A territory that was already in crisis
The earthquake affects Syria at a time when the country was already experiencing its worst humanitarian crisis since the start of the war and was plunged into a serious economic depression. In fact, international aid for the population had greatly decreased in the last two years.
The UN estimates that 90% of Syrians living in the country live in poverty almost twelve years after the outbreak of the popular revolts against Al Asad and the subsequent start of an armed conflict, which is still active although the violence has declined since the beginning of 2020. In addition, around 70% of the country’s infrastructure, including hospitals and clinics, is destroyed, reducing the capacity to respond to disasters like the one that occurred this morning.

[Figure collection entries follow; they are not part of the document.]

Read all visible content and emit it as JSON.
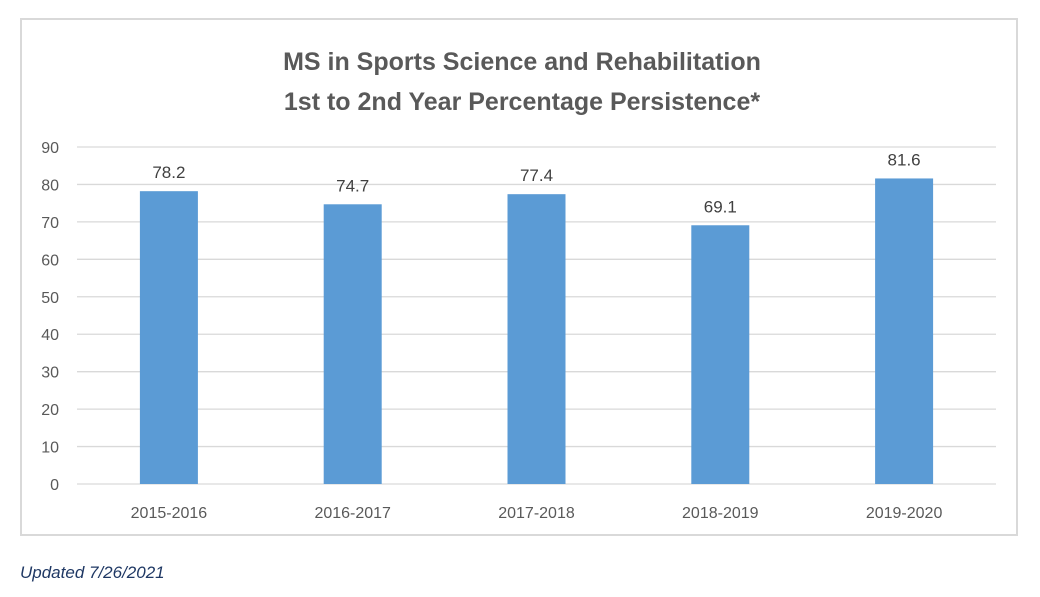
{
  "chart_data": {
    "type": "bar",
    "title": [
      "MS in Sports Science and Rehabilitation",
      "1st to 2nd Year Percentage Persistence*"
    ],
    "categories": [
      "2015-2016",
      "2016-2017",
      "2017-2018",
      "2018-2019",
      "2019-2020"
    ],
    "values": [
      78.2,
      74.7,
      77.4,
      69.1,
      81.6
    ],
    "value_labels": [
      "78.2",
      "74.7",
      "77.4",
      "69.1",
      "81.6"
    ],
    "y_ticks": [
      0,
      10,
      20,
      30,
      40,
      50,
      60,
      70,
      80,
      90
    ],
    "ylim": [
      0,
      90
    ],
    "xlabel": "",
    "ylabel": "",
    "grid": true,
    "bar_color": "#5b9bd5",
    "grid_color": "#d9d9d9"
  },
  "footnote": "Updated 7/26/2021"
}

The areas in the hands of the Government have been suffering in recent months from a serious fuel shortage, which this morning led the Council of Ministers to include the supply of fuel in its list of urgent measures to guarantee the development of the rescue work.
Idlib: why is your case alarming?
In the case of Idlib and the opposition areas of Aleppo, the situation is especially worrying, since there are 4.6 million people, mostly dependent on humanitarian aid and almost 3 million of them displaced by the armed conflict.
Many of these people reside in tents in displacement camps, which could have saved some of them from being crushed in landslides.
However, many others live in settlements or integrated into local communities, where the structures of some buildings have previously been weakened by bombardments and ground attacks that still rock the region from time to time despite the ceasefire decreed there three years ago. years.
The opposition areas of northwestern Syria receive humanitarian aid almost exclusively through the Bab al Hawa border crossing, which links Idlib with Turkey, and many NGOs serving them have their base of operations in Gaziantep, in the Turkish area most affected by the seism.